Tesla et les faux points d’accès Wifi

Et les dangers des objets connectés ne se limitent pas à ces détournements d’usage, en vue de créer de vastes réseaux de machines zombies. Hervé Schauer, le fondateur du cabinet HSC, rappelle les multiples failles présentes sur des automobiles de plus en plus bourrées d’électronique. A commencer par les systèmes d’ouverture des portes à distance insuffisamment robustes, une vulnérabilité qui a entraîné une multiplication des vols par « mouse jacking » (autrement dit, à la souris). Mais les failles les plus graves touchent à la sécurité même des véhicules connectés. « Sur Shodan (un moteur de recherche d’objets connectés, NDLR), on trouve des centaines de véhicules connectés sans authentification, explique Hervé Schauer. Qui plus est, dans bien des cas, l’absence de contrôle d’intégrité des mises à jour logicielles arrivant via la connexion de la voiture permet d’envisager des prises de contrôle à distance. » Celle dont a été victime la Jeep Cherokee a évidemment fait le tour du Web. Mais le cas n’est pas isolé, assure l’expert qui signale notamment l’attaque contre les Tesla, via de faux points d’accès WiFi fournissant une mise à jour logicielle permettant de prendre le contrôle des voitures californiennes.

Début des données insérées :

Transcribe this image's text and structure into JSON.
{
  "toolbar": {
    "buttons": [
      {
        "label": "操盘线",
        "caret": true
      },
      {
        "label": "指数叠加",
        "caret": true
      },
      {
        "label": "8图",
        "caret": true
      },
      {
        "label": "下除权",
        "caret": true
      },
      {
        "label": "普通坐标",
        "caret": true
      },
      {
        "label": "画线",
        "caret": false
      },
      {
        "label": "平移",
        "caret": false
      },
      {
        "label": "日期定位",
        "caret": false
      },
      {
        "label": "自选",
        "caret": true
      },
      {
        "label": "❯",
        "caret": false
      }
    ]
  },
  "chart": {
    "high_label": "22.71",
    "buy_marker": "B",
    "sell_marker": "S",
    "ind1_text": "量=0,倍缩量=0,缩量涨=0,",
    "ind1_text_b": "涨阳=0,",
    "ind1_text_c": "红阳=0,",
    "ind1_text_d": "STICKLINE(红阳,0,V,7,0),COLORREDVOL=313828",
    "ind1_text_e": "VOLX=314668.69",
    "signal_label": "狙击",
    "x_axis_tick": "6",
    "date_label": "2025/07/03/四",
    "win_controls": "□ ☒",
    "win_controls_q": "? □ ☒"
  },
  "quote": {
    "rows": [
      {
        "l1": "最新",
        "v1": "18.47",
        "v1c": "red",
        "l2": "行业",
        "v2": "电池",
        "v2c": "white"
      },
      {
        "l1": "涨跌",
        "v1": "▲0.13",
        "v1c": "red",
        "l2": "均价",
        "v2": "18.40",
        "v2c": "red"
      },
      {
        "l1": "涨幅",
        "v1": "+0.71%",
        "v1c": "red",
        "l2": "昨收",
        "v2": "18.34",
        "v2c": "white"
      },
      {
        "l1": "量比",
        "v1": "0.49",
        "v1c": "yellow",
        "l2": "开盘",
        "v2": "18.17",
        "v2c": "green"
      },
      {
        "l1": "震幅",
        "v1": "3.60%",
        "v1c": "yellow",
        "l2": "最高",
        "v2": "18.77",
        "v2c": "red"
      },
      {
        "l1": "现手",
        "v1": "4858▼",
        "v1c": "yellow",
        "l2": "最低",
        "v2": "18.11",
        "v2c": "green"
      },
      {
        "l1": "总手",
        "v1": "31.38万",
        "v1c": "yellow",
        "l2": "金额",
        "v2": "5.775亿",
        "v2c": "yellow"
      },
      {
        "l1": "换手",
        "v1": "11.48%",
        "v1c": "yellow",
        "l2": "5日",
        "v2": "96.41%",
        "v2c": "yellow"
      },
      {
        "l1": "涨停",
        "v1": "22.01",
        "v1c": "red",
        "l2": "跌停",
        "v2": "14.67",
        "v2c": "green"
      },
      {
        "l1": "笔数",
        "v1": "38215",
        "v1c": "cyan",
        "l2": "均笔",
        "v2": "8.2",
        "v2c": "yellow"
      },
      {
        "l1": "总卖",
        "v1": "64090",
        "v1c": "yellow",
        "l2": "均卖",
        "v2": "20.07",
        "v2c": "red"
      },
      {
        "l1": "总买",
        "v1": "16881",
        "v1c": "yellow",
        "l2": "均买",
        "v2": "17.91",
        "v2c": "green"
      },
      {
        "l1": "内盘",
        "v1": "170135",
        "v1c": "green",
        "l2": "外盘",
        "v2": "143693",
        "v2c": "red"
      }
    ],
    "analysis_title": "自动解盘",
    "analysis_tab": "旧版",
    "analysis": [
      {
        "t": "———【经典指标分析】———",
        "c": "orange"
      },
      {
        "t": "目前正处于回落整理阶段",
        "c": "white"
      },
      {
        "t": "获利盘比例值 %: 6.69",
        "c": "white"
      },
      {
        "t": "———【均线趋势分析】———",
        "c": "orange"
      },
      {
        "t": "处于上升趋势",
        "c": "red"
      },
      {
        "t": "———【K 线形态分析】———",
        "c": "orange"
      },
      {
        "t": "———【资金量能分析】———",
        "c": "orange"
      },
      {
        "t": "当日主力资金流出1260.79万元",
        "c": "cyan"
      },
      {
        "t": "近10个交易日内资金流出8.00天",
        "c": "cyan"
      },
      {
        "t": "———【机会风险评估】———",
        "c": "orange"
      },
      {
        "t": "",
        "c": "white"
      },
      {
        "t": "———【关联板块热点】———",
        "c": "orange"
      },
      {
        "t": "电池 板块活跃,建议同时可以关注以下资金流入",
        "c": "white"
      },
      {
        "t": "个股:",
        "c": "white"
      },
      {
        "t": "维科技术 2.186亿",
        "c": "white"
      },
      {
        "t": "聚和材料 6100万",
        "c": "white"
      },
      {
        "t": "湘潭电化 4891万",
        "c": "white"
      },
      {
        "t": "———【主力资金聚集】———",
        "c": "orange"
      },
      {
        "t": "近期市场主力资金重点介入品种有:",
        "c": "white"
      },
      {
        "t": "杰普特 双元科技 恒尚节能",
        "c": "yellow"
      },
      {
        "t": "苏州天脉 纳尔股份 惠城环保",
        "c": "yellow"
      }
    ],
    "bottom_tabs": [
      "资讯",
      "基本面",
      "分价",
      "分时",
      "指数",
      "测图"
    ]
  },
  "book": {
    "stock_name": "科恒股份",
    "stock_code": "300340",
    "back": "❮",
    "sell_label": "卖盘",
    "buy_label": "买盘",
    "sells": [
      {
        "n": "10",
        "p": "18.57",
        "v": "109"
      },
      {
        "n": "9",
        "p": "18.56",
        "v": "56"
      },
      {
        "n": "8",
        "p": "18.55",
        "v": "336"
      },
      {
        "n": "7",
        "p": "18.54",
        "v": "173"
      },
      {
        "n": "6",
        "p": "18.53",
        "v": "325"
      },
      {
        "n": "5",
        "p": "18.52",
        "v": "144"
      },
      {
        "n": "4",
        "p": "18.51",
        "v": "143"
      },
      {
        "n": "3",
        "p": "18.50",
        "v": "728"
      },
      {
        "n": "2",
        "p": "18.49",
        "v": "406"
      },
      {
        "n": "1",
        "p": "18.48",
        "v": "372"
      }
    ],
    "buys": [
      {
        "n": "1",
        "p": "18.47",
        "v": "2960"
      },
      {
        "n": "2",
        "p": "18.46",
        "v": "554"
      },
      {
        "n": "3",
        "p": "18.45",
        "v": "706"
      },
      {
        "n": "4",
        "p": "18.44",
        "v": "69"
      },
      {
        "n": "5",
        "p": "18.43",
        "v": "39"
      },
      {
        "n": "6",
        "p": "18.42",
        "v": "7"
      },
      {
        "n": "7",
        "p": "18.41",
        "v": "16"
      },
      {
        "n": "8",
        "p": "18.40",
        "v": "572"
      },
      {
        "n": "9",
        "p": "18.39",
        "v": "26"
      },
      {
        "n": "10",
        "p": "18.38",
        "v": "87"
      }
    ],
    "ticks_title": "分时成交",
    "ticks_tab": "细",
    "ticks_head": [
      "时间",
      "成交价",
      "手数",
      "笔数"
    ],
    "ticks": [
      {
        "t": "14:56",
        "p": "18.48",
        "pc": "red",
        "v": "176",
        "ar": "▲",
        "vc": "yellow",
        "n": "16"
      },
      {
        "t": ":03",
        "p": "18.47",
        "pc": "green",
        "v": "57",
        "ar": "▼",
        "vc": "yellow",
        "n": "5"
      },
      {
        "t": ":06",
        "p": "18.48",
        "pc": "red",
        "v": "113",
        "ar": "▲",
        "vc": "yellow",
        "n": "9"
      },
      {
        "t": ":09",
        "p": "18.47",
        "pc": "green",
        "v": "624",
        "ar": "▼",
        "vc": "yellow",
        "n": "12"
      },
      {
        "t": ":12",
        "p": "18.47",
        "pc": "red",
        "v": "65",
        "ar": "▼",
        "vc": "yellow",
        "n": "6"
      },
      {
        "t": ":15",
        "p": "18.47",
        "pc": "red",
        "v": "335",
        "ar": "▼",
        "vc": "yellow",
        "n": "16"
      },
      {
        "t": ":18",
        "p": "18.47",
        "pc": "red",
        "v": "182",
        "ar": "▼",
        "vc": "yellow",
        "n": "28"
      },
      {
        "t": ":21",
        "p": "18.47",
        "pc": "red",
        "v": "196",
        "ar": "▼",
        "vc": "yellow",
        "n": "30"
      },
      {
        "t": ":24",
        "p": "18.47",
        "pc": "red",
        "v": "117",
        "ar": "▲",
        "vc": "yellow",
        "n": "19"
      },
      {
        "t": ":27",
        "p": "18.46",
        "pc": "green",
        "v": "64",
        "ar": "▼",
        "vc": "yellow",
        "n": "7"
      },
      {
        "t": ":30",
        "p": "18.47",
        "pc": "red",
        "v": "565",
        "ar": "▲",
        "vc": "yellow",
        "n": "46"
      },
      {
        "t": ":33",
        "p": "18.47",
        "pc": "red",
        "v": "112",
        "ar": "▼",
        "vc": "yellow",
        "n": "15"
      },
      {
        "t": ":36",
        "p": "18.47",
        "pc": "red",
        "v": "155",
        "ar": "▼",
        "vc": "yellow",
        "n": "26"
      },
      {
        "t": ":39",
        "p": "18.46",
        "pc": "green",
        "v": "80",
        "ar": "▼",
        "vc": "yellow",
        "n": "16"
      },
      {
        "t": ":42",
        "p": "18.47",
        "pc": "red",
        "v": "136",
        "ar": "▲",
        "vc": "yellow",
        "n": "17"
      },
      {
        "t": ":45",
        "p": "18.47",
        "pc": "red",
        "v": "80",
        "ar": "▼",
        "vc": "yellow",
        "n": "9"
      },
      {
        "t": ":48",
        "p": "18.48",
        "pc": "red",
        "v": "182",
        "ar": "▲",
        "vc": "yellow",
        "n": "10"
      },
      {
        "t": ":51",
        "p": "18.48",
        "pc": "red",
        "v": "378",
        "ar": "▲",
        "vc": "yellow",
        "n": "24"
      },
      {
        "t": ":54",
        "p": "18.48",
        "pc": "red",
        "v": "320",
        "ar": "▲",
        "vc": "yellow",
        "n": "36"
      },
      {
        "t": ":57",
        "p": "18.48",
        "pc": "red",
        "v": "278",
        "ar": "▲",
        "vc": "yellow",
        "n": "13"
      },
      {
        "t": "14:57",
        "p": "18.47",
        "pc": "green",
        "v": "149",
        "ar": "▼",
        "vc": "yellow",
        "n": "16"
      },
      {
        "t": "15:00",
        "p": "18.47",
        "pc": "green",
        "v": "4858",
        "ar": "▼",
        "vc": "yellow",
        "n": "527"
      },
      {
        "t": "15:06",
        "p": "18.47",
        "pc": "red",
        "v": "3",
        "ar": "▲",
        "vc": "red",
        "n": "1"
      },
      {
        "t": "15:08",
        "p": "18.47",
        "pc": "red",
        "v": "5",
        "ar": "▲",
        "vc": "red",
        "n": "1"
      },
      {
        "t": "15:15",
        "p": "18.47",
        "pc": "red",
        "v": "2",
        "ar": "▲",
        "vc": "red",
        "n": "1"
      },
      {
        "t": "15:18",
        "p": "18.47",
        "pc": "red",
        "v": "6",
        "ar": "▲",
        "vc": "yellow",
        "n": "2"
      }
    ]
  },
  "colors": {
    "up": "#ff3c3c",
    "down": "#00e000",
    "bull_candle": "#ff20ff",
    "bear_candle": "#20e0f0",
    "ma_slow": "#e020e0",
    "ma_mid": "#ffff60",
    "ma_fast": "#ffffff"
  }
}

Loic Guezo, CyberSecurity Strategist SEUR chez Trend Micro
Loic Guezo, Trend Micro.

L’autre grand événement de l’année 2016, c’est évidemment la pollution de la campagne électorale américaine par des piratages et des révélations d’informations confidentielles qui ont embarrassé le camp démocrate. Des événements qui se sont étalés entre juin 2016 (la révélation du piratage du DNC, le comité national démocrate) et les premiers jours de janvier 2017 (des développements futurs n’étant d’ailleurs pas à exclure). « On peut parler de cyber guerre froide, toutes les grandes annonces de l’administration américaine pointant la Russie », dit Loïc Guézo, expert en cybersécurité de Trend Micro pour l’Europe du Sud. Et ce dernier de relever quelques éléments intéressants. Comme le fait que l’enquête ait été conduite non pas par le FBI (qui est intervenu dans un second temps), mais par une société privée (Crowdstrike). Ou comme le fait que « les premiers signes avant-coureur de l’attaque au sein du DNC n’ont pas été pris en compte. Toute la gestion opérationnelle a été laissée sur les épaules d’un technicien, qui a commis une erreur aboutissant à la compromission des e-mails de John Podesta (le directeur de la campagne d’Hillary Clinton, NDLR) », reprend Loïc Guézo.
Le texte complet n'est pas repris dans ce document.